/biomedical-informatics_project

Statistical time series analysis of hospital data to detect anomalous patterns in patient care metrics, validated against a known incident period.

Primary LanguageRMIT LicenseMIT

Biomedical Informatics Project: Hospital Data Analysis

This project analyzes healthcare data from the Horton General Hospital dataset to identify patterns and anomalies in patient care metrics.
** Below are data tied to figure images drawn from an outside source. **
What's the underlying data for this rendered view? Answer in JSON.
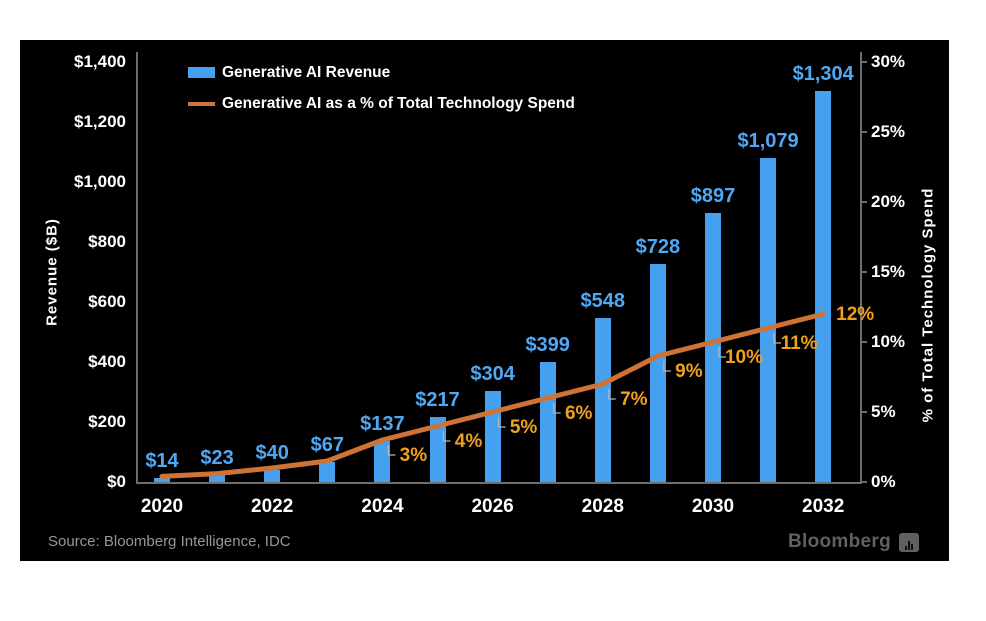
{
  "colors": {
    "panel_bg": "#000000",
    "page_bg": "#ffffff",
    "bar": "#45A1EF",
    "bar_label": "#4FA8F3",
    "line": "#CE7235",
    "pct_label": "#F0A11C",
    "axis": "#6e6e6e",
    "axis_text": "#ffffff",
    "connector": "#b5b5b5",
    "source_text": "#979797",
    "brand": "#606060"
  },
  "legend": {
    "items": [
      {
        "label": "Generative AI Revenue",
        "swatch": "bar"
      },
      {
        "label": "Generative AI as a % of Total Technology Spend",
        "swatch": "line"
      }
    ]
  },
  "chart_data": {
    "type": "combo",
    "categories": [
      2020,
      2021,
      2022,
      2023,
      2024,
      2025,
      2026,
      2027,
      2028,
      2029,
      2030,
      2031,
      2032
    ],
    "series": [
      {
        "name": "Generative AI Revenue",
        "type": "bar",
        "axis": "left",
        "values": [
          14,
          23,
          40,
          67,
          137,
          217,
          304,
          399,
          548,
          728,
          897,
          1079,
          1304
        ],
        "data_labels": [
          "$14",
          "$23",
          "$40",
          "$67",
          "$137",
          "$217",
          "$304",
          "$399",
          "$548",
          "$728",
          "$897",
          "$1,079",
          "$1,304"
        ]
      },
      {
        "name": "Generative AI as a % of Total Technology Spend",
        "type": "line",
        "axis": "right",
        "values": [
          0.4,
          0.6,
          1.0,
          1.5,
          3,
          4,
          5,
          6,
          7,
          9,
          10,
          11,
          12
        ],
        "data_labels": [
          "",
          "",
          "",
          "",
          "3%",
          "4%",
          "5%",
          "6%",
          "7%",
          "9%",
          "10%",
          "11%",
          "12%"
        ]
      }
    ],
    "left_axis": {
      "title": "Revenue ($B)",
      "min": 0,
      "max": 1400,
      "step": 200,
      "ticks": [
        "$0",
        "$200",
        "$400",
        "$600",
        "$800",
        "$1,000",
        "$1,200",
        "$1,400"
      ]
    },
    "right_axis": {
      "title": "% of Total Technology Spend",
      "min": 0,
      "max": 30,
      "step": 5,
      "ticks": [
        "0%",
        "5%",
        "10%",
        "15%",
        "20%",
        "25%",
        "30%"
      ]
    },
    "x_axis": {
      "tick_labels": [
        "2020",
        "2022",
        "2024",
        "2026",
        "2028",
        "2030",
        "2032"
      ]
    },
    "grid": false,
    "legend_position": "top-left"
  },
  "footer": {
    "source": "Source: Bloomberg Intelligence, IDC",
    "brand": "Bloomberg"
  }
}
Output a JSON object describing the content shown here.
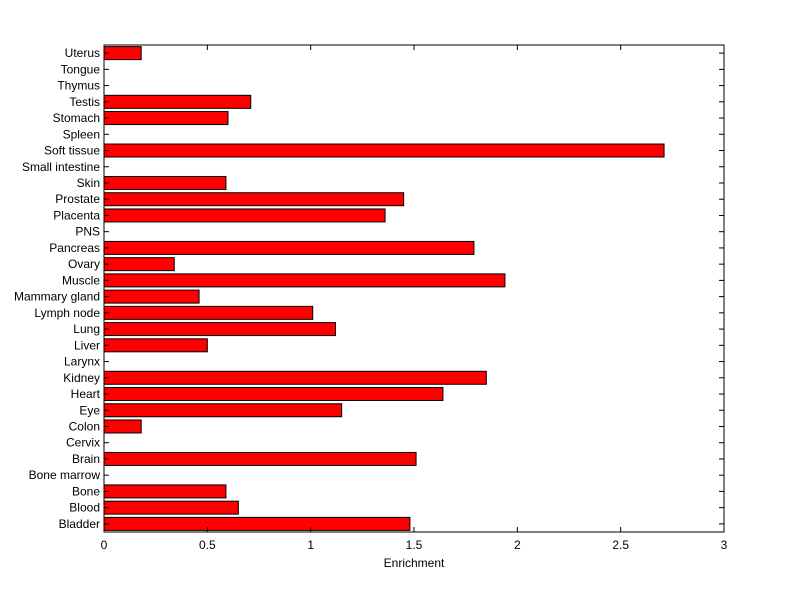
{
  "chart_data": {
    "type": "bar",
    "orientation": "horizontal",
    "categories": [
      "Bladder",
      "Blood",
      "Bone",
      "Bone marrow",
      "Brain",
      "Cervix",
      "Colon",
      "Eye",
      "Heart",
      "Kidney",
      "Larynx",
      "Liver",
      "Lung",
      "Lymph node",
      "Mammary gland",
      "Muscle",
      "Ovary",
      "Pancreas",
      "PNS",
      "Placenta",
      "Prostate",
      "Skin",
      "Small intestine",
      "Soft tissue",
      "Spleen",
      "Stomach",
      "Testis",
      "Thymus",
      "Tongue",
      "Uterus"
    ],
    "values": [
      1.48,
      0.65,
      0.59,
      0,
      1.51,
      0,
      0.18,
      1.15,
      1.64,
      1.85,
      0,
      0.5,
      1.12,
      1.01,
      0.46,
      1.94,
      0.34,
      1.79,
      0,
      1.36,
      1.45,
      0.59,
      0,
      2.71,
      0,
      0.6,
      0.71,
      0,
      0,
      0.18
    ],
    "xlabel": "Enrichment",
    "ylabel": "",
    "xlim": [
      0,
      3
    ],
    "xticks": [
      0,
      0.5,
      1,
      1.5,
      2,
      2.5,
      3
    ],
    "xtick_labels": [
      "0",
      "0.5",
      "1",
      "1.5",
      "2",
      "2.5",
      "3"
    ],
    "grid": false,
    "bar_color": "#ff0000",
    "edge_color": "#000000"
  }
}
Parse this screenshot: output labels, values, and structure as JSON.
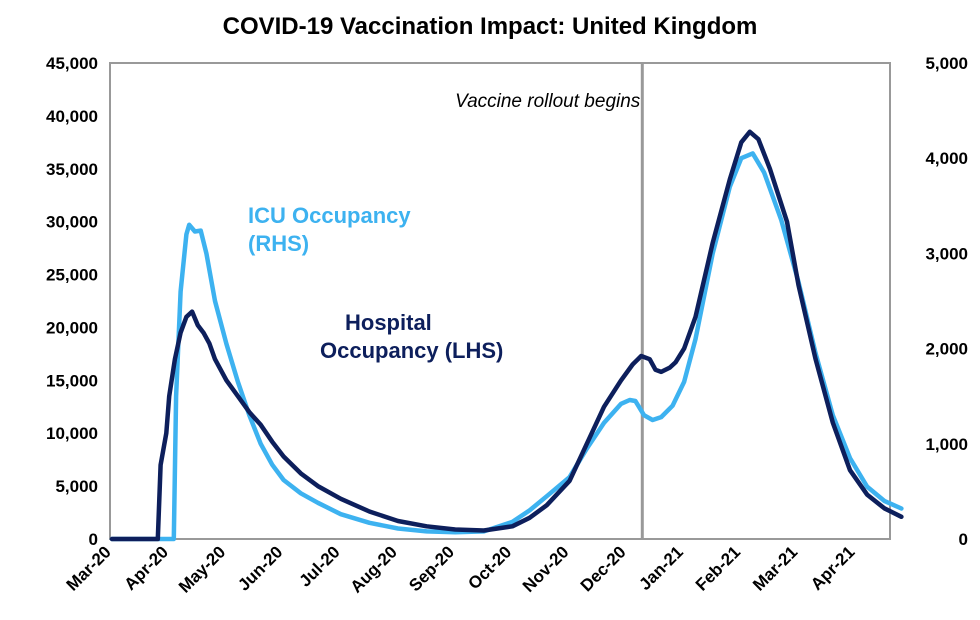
{
  "chart_data": {
    "type": "line",
    "title": "COVID-19 Vaccination Impact: United Kingdom",
    "x_ticks": [
      "Mar-20",
      "Apr-20",
      "May-20",
      "Jun-20",
      "Jul-20",
      "Aug-20",
      "Sep-20",
      "Oct-20",
      "Nov-20",
      "Dec-20",
      "Jan-21",
      "Feb-21",
      "Mar-21",
      "Apr-21"
    ],
    "x_range": [
      0,
      13.6
    ],
    "y_left": {
      "min": 0,
      "max": 45000,
      "ticks": [
        "0",
        "5,000",
        "10,000",
        "15,000",
        "20,000",
        "25,000",
        "30,000",
        "35,000",
        "40,000",
        "45,000"
      ]
    },
    "y_right": {
      "min": 0,
      "max": 5000,
      "ticks": [
        "0",
        "1,000",
        "2,000",
        "3,000",
        "4,000",
        "5,000"
      ]
    },
    "grid": false,
    "annotation": {
      "text": "Vaccine rollout begins",
      "x": 9.27
    },
    "series": [
      {
        "name": "Hospital Occupancy (LHS)",
        "label_lines": [
          "Hospital",
          "Occupancy (LHS)"
        ],
        "axis": "left",
        "color": "#0d1f5c",
        "points": [
          [
            0,
            0
          ],
          [
            0.8,
            0
          ],
          [
            0.85,
            7000
          ],
          [
            0.95,
            10000
          ],
          [
            1.0,
            13500
          ],
          [
            1.1,
            17000
          ],
          [
            1.2,
            19500
          ],
          [
            1.3,
            21000
          ],
          [
            1.4,
            21500
          ],
          [
            1.5,
            20200
          ],
          [
            1.6,
            19500
          ],
          [
            1.7,
            18500
          ],
          [
            1.8,
            17000
          ],
          [
            2.0,
            15000
          ],
          [
            2.2,
            13500
          ],
          [
            2.4,
            12000
          ],
          [
            2.6,
            10800
          ],
          [
            2.8,
            9200
          ],
          [
            3.0,
            7800
          ],
          [
            3.3,
            6200
          ],
          [
            3.6,
            5000
          ],
          [
            4.0,
            3800
          ],
          [
            4.5,
            2600
          ],
          [
            5.0,
            1700
          ],
          [
            5.5,
            1200
          ],
          [
            6.0,
            900
          ],
          [
            6.5,
            800
          ],
          [
            7.0,
            1200
          ],
          [
            7.3,
            2000
          ],
          [
            7.6,
            3200
          ],
          [
            8.0,
            5500
          ],
          [
            8.3,
            9000
          ],
          [
            8.6,
            12500
          ],
          [
            8.9,
            15000
          ],
          [
            9.1,
            16500
          ],
          [
            9.25,
            17300
          ],
          [
            9.4,
            17000
          ],
          [
            9.5,
            16000
          ],
          [
            9.6,
            15800
          ],
          [
            9.75,
            16200
          ],
          [
            9.85,
            16700
          ],
          [
            10.0,
            18000
          ],
          [
            10.2,
            21000
          ],
          [
            10.5,
            28000
          ],
          [
            10.8,
            34000
          ],
          [
            11.0,
            37500
          ],
          [
            11.15,
            38500
          ],
          [
            11.3,
            37800
          ],
          [
            11.5,
            35000
          ],
          [
            11.8,
            30000
          ],
          [
            12.0,
            24000
          ],
          [
            12.3,
            17000
          ],
          [
            12.6,
            11000
          ],
          [
            12.9,
            6500
          ],
          [
            13.2,
            4200
          ],
          [
            13.5,
            2900
          ],
          [
            13.8,
            2100
          ]
        ]
      },
      {
        "name": "ICU Occupancy (RHS)",
        "label_lines": [
          "ICU Occupancy",
          "(RHS)"
        ],
        "axis": "right",
        "color": "#3db2f0",
        "points": [
          [
            0,
            0
          ],
          [
            1.08,
            0
          ],
          [
            1.12,
            1500
          ],
          [
            1.2,
            2600
          ],
          [
            1.3,
            3200
          ],
          [
            1.35,
            3300
          ],
          [
            1.45,
            3230
          ],
          [
            1.55,
            3240
          ],
          [
            1.65,
            3000
          ],
          [
            1.8,
            2500
          ],
          [
            2.0,
            2050
          ],
          [
            2.2,
            1650
          ],
          [
            2.4,
            1300
          ],
          [
            2.6,
            1000
          ],
          [
            2.8,
            780
          ],
          [
            3.0,
            620
          ],
          [
            3.3,
            480
          ],
          [
            3.6,
            380
          ],
          [
            4.0,
            260
          ],
          [
            4.5,
            170
          ],
          [
            5.0,
            110
          ],
          [
            5.5,
            80
          ],
          [
            6.0,
            70
          ],
          [
            6.5,
            80
          ],
          [
            7.0,
            180
          ],
          [
            7.3,
            300
          ],
          [
            7.6,
            450
          ],
          [
            8.0,
            650
          ],
          [
            8.3,
            950
          ],
          [
            8.6,
            1220
          ],
          [
            8.9,
            1420
          ],
          [
            9.05,
            1460
          ],
          [
            9.15,
            1450
          ],
          [
            9.3,
            1300
          ],
          [
            9.45,
            1250
          ],
          [
            9.6,
            1280
          ],
          [
            9.8,
            1400
          ],
          [
            10.0,
            1650
          ],
          [
            10.2,
            2100
          ],
          [
            10.5,
            3000
          ],
          [
            10.8,
            3700
          ],
          [
            11.0,
            4000
          ],
          [
            11.2,
            4050
          ],
          [
            11.4,
            3850
          ],
          [
            11.7,
            3350
          ],
          [
            12.0,
            2700
          ],
          [
            12.3,
            1950
          ],
          [
            12.6,
            1300
          ],
          [
            12.9,
            850
          ],
          [
            13.2,
            550
          ],
          [
            13.5,
            400
          ],
          [
            13.8,
            320
          ]
        ]
      }
    ]
  }
}
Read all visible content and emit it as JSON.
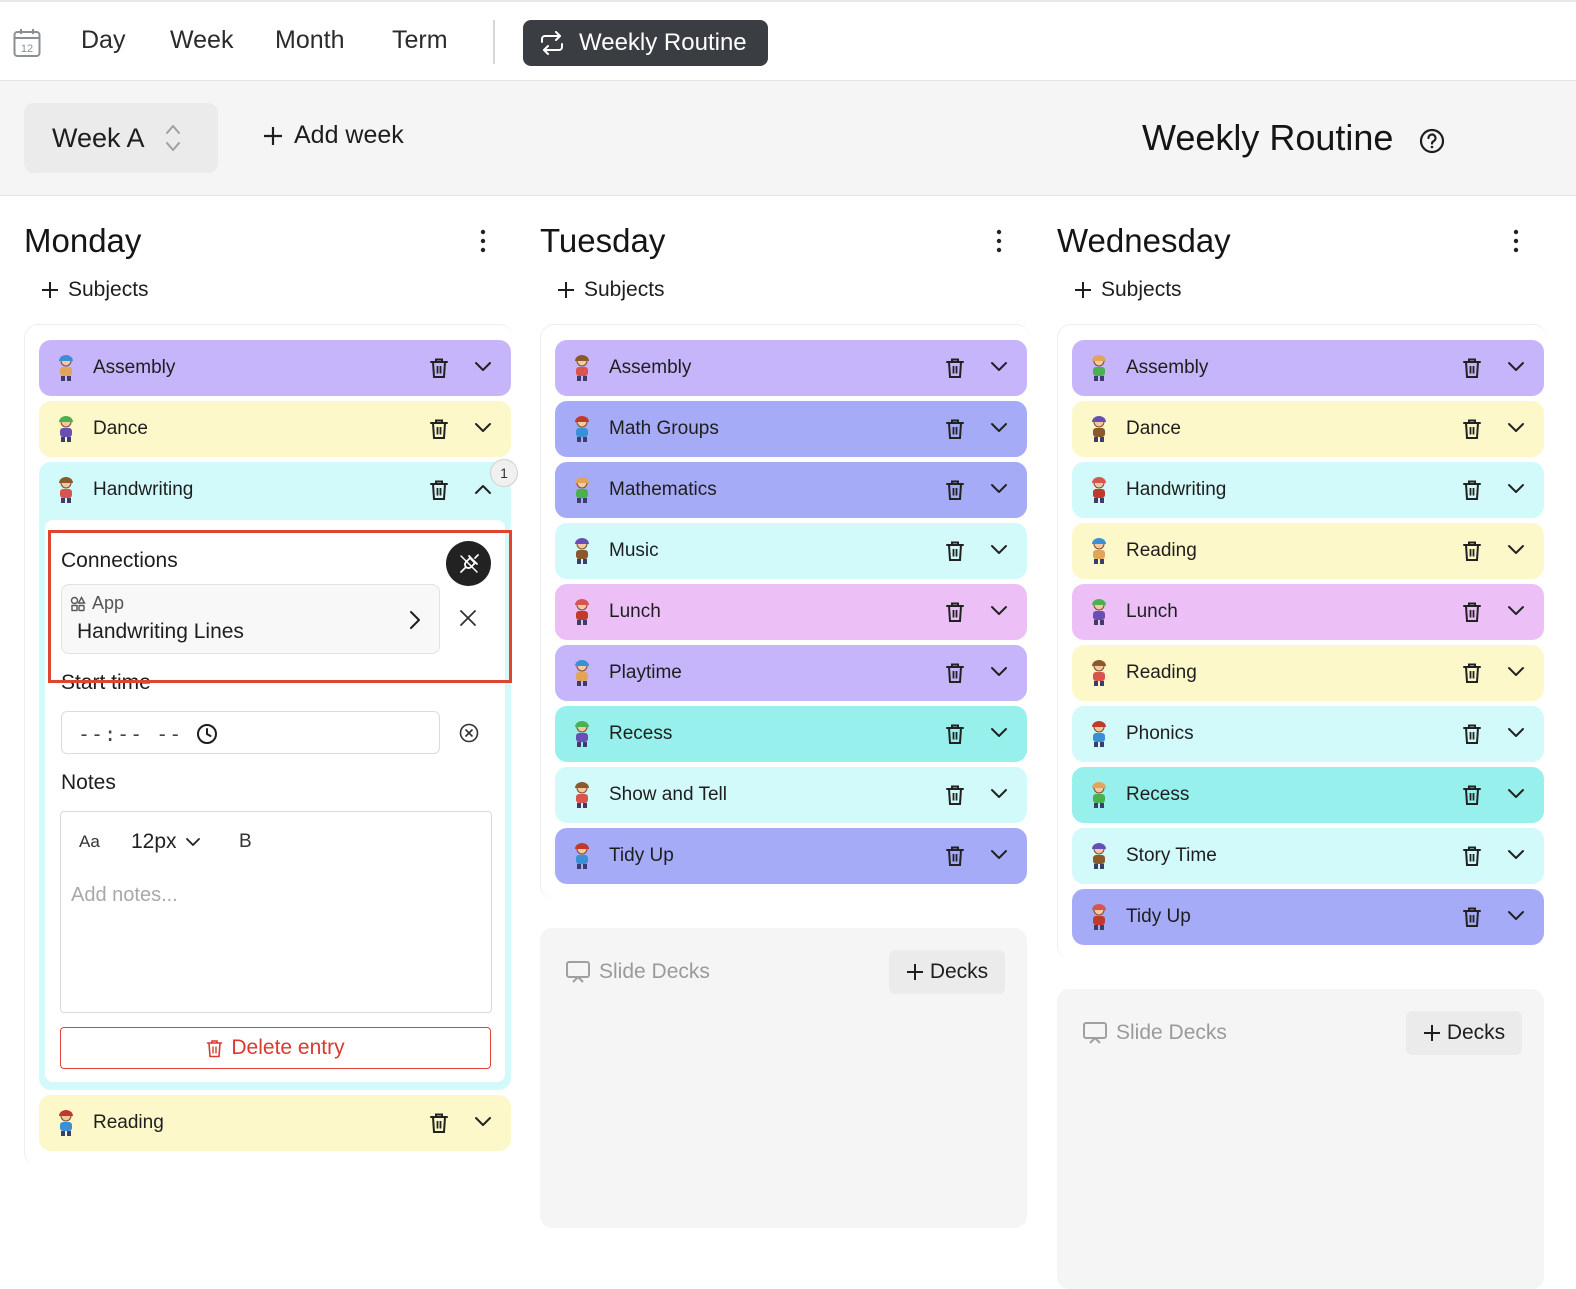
{
  "topbar": {
    "calendar_day": "12",
    "tabs": [
      "Day",
      "Week",
      "Month",
      "Term"
    ],
    "routine_button": "Weekly Routine"
  },
  "header": {
    "week_selector": "Week A",
    "add_week": "Add week",
    "title": "Weekly Routine"
  },
  "days": [
    {
      "name": "Monday",
      "add_subjects": "Subjects",
      "entries": [
        "Assembly",
        "Dance",
        "Handwriting",
        "Reading"
      ]
    },
    {
      "name": "Tuesday",
      "add_subjects": "Subjects",
      "entries": [
        "Assembly",
        "Math Groups",
        "Mathematics",
        "Music",
        "Lunch",
        "Playtime",
        "Recess",
        "Show and Tell",
        "Tidy Up"
      ]
    },
    {
      "name": "Wednesday",
      "add_subjects": "Subjects",
      "entries": [
        "Assembly",
        "Dance",
        "Handwriting",
        "Reading",
        "Lunch",
        "Reading",
        "Phonics",
        "Recess",
        "Story Time",
        "Tidy Up"
      ]
    }
  ],
  "expanded_entry": {
    "badge_count": "1",
    "connections_label": "Connections",
    "app_tag": "App",
    "app_name": "Handwriting Lines",
    "start_time_label": "Start time",
    "start_time_value": "--:-- --",
    "notes_label": "Notes",
    "font_control": "Aa",
    "font_size": "12px",
    "bold_control": "B",
    "notes_placeholder": "Add notes...",
    "delete_label": "Delete entry"
  },
  "slide_decks": {
    "title": "Slide Decks",
    "add_label": "Decks"
  },
  "colors": {
    "purple": "#c6b5fb",
    "yellow": "#fdf8c9",
    "cyan": "#d2fafa",
    "teal": "#97f0eb",
    "blue": "#a6abf7",
    "pink": "#ecc0f7",
    "delete_red": "#d93a2f",
    "highlight_red": "#e0432e"
  }
}
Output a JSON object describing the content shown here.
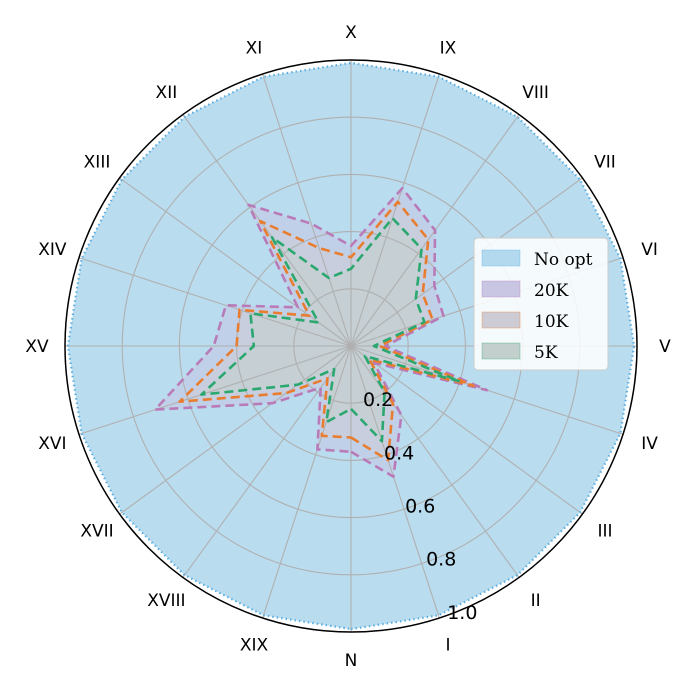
{
  "chart_data": {
    "type": "radar",
    "categories": [
      "N",
      "I",
      "II",
      "III",
      "IV",
      "V",
      "VI",
      "VII",
      "VIII",
      "IX",
      "X",
      "XI",
      "XII",
      "XIII",
      "XIV",
      "XV",
      "XVI",
      "XVII",
      "XVIII",
      "XIX"
    ],
    "rlim": [
      0,
      1.0
    ],
    "rticks": [
      0.2,
      0.4,
      0.6,
      0.8,
      1.0
    ],
    "rtick_labels": [
      "0.2",
      "0.4",
      "0.6",
      "0.8",
      "1.0"
    ],
    "grid": true,
    "legend_position": "right",
    "series": [
      {
        "name": "No opt",
        "values": [
          0.99,
          0.99,
          0.99,
          0.99,
          0.99,
          0.99,
          0.99,
          0.99,
          0.99,
          0.99,
          0.99,
          0.99,
          0.99,
          0.99,
          0.99,
          0.99,
          0.99,
          0.99,
          0.99,
          0.99
        ],
        "color": "#5aaee0",
        "fill": "#b3d9ee"
      },
      {
        "name": "20K",
        "values": [
          0.37,
          0.48,
          0.3,
          0.1,
          0.5,
          0.12,
          0.34,
          0.36,
          0.5,
          0.58,
          0.35,
          0.45,
          0.61,
          0.23,
          0.46,
          0.48,
          0.72,
          0.34,
          0.18,
          0.38
        ],
        "color": "#b97bb8",
        "fill": "#c9c6e4"
      },
      {
        "name": "10K",
        "values": [
          0.32,
          0.42,
          0.25,
          0.08,
          0.45,
          0.1,
          0.3,
          0.31,
          0.46,
          0.53,
          0.31,
          0.36,
          0.54,
          0.18,
          0.41,
          0.4,
          0.63,
          0.28,
          0.14,
          0.33
        ],
        "color": "#e87d2f",
        "fill": "#cdccd4"
      },
      {
        "name": "5K",
        "values": [
          0.22,
          0.35,
          0.2,
          0.06,
          0.4,
          0.08,
          0.27,
          0.28,
          0.42,
          0.47,
          0.27,
          0.25,
          0.47,
          0.14,
          0.37,
          0.34,
          0.55,
          0.23,
          0.1,
          0.28
        ],
        "color": "#2aa86f",
        "fill": "#c2cfcc"
      }
    ]
  }
}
Through statistical modeling and time series analysis, models were developed to detect unusual patterns potentially related to quality or safety issues.

Project Structure

.
├── analysis/              # R scripts for data analysis
├── data/                  # Raw and processed data files
├── final_visualizations/  # Generated plots and visualizations used in final report
├── functions/             # Helper functions
├── old_figures/           # Raw Rplots
└── reports/               # Complete reports and documentation

Data Sources

Horton General Hospital Dataset

  • Monthly emergency room admissions (1999–2011)
  • Critical care events (cardio-respiratory arrests, respiratory arrests, hypoglycaemic arrests)
  • Ben Geen incident period (December 2003 – February 2004) for validation

Note on Visualizations

The repository contains two directories of visualizations:

  • old_figures/: Visualizations created during the exploratory phase
  • final_visualizations/: Visualizations used in the final analysis

Two WHO-related visualizations appear in both directories but were not included in the final report:

  • ii.top_regional_life_expectancy.png
  • viii.global_health_indicators.png

These were created during an early attempt to integrate WHO Global Health Observatory data with the hospital dataset. Integration was not successful due to non-overlapping time periods and geographical differences. These visualizations are retained for transparency but were not used in the final analysis.

Analysis Components

Exploratory Data Analysis

  • Time series visualization of admission patterns
  • Seasonal decomposition of hospital metrics
  • Correlation analysis between critical events and admissions
  • Statistical summaries by time period and event type

Time Series Modeling

  • ARIMA models for trend and seasonality
  • ETS models for level, trend, and seasonal components
  • Poisson regression for count-based critical care events
  • Negative binomial models for overdispersed count data

Anomaly Detection

  • Z-score analysis for point anomalies
  • Moving average methods for trend deviations
  • CUSUM algorithm for detecting sustained shifts
  • Performance evaluation using known incident period

Early Warning System

  • Combined detection methods for robust anomaly identification
  • Sensitivity and specificity evaluation
  • Performance metrics across different event types
  • Statistical validation against Ben Geen incident period

Key Findings

  • Emergency room admissions follow clear seasonal patterns with winter peaks
  • Critical care events show more erratic patterns with less predictable seasonality
  • During the incident period, respiratory events were 1244% higher than normal periods
  • Early warning system achieved 100% sensitivity for admissions anomalies
  • Combined anomaly detection methods outperformed any single method alone

Technical Details

  • Language: R (version 4.1.0+)
  • Key packages: forecast, ggplot2, dplyr, lubridate, tseries
  • Statistical methods: time series analysis, count-based regression, anomaly detection
  • Visualization: ggplot2 for publication-quality figures

Future Work

  • Explore more specialized models for count data (zero-inflated models)
  • Investigate shorter time intervals (weekly or daily) for earlier detection
  • Incorporate additional hospital data sources (staffing, demographics)
  • Develop user-friendly dashboard for real-time monitoring

References

License

This project is licensed under the MIT License – see the LICENSE file for details.